Aim: to describe the role of ACE gene polymorphism on pathogenesis of ischemic stroke in patients with the history of hypertension. The study was conducted in a population of Palembang city.
Methods: approximately 3 ml of peripheral blood samples were obtained by using venipuncture on antecubital vein. The samples were collected in tubes that contained ethylene diamine tetraacetic acid (EDTA) for DNA analysis. The DNA was extracted from leukocytes according to the standard DNAzol® Extraction Protocol. Samples were stored at -80°C until the analysis. Template DNA was then amplified by using a pair of sense oligonucleotide primer of 5'-CTGG AGACC ACTCCCATCCTTTCT-3' and antisense primer 5'-GATGGTGGCCATCAC ATTCGTC AGAT-3', 10 pmol of each primer. The PCR mixture contained 20 ng of genomic DNA, 3 mM MgCl2, 50 mM KCl, 10 mM Tris-HCl pH 8.4, 5% dimethyl-sulphoxide (DMSO), each of 0,5 mM deoxyribonucleoside triphosphate (dNTPs) and 1 unit of Taq polymerase in a final volume of 50 μL. The DNA was amplified by 30 cycles; denaturation at 940C for 1 min, annealing at 580C for 1 min, and extension at 720C for 2 min, followed by a final extension at 720C for 4 min by using PCR Thermal (Icycler, Biorad, USA). PCR products were separated by electrophoresis on a 2% agarosa gel, and identified by ethidium bromide (0.1%) staining, and finally visualized by ultraviolet light. They were documented by using the geldoc (Biorad, USA). The PCR product is a 190 bp fragment in the absence of insertion (D) and a 490 bp fragment in the presence of insertion (I).

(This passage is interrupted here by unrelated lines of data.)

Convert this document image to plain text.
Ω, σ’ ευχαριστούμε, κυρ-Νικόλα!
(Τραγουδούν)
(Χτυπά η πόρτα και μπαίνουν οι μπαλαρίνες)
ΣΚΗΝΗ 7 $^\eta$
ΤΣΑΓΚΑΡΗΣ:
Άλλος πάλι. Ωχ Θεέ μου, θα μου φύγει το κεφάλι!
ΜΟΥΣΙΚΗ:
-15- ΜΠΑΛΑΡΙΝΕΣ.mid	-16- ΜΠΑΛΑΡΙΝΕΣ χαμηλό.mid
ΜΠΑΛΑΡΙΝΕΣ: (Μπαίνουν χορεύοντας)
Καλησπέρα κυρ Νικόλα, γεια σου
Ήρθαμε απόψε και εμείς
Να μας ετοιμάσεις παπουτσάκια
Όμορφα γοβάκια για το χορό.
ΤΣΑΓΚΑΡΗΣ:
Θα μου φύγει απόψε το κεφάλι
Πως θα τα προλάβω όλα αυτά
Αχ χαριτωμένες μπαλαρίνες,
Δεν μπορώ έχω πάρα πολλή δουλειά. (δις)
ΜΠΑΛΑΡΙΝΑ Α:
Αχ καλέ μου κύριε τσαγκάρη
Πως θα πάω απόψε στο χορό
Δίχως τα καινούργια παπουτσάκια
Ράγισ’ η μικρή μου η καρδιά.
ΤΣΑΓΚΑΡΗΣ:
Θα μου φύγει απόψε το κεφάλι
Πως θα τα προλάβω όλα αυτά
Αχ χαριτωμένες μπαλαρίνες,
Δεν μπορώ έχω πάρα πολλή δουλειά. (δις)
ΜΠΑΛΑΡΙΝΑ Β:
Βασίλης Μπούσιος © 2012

Results: ischemic stroke with hypertension or with the history of hypertension was found more frequently in male (70%) and ≥ 55 year old subjects (60.0%). The study showed that the frequency of II genotype was higher than DI and DD. Moreover, the frequency of I allele was higher than D allele. In healthy normotensive group, the results remained the same. However, different results were found in infarct-stroke group with hypertension history in which the frequency of DI genotype was higher than in II genotype and the DD. The study showed that there was no significant correlation (p=0.188) between ACE gene polymorphism and infarct stroke in subjects with the history of hypertension. ACE gene just has approximately 5% role in developing ischemic stroke.
Conclusion: there is no significant correlation between ACE gene polymorphism and the development of ischemic stroke in patients with history of hypertension of the population in Palembang. However, the study showed that there is a different pattern of genetic control on ACE compared to previous studies ever done in Caucasians.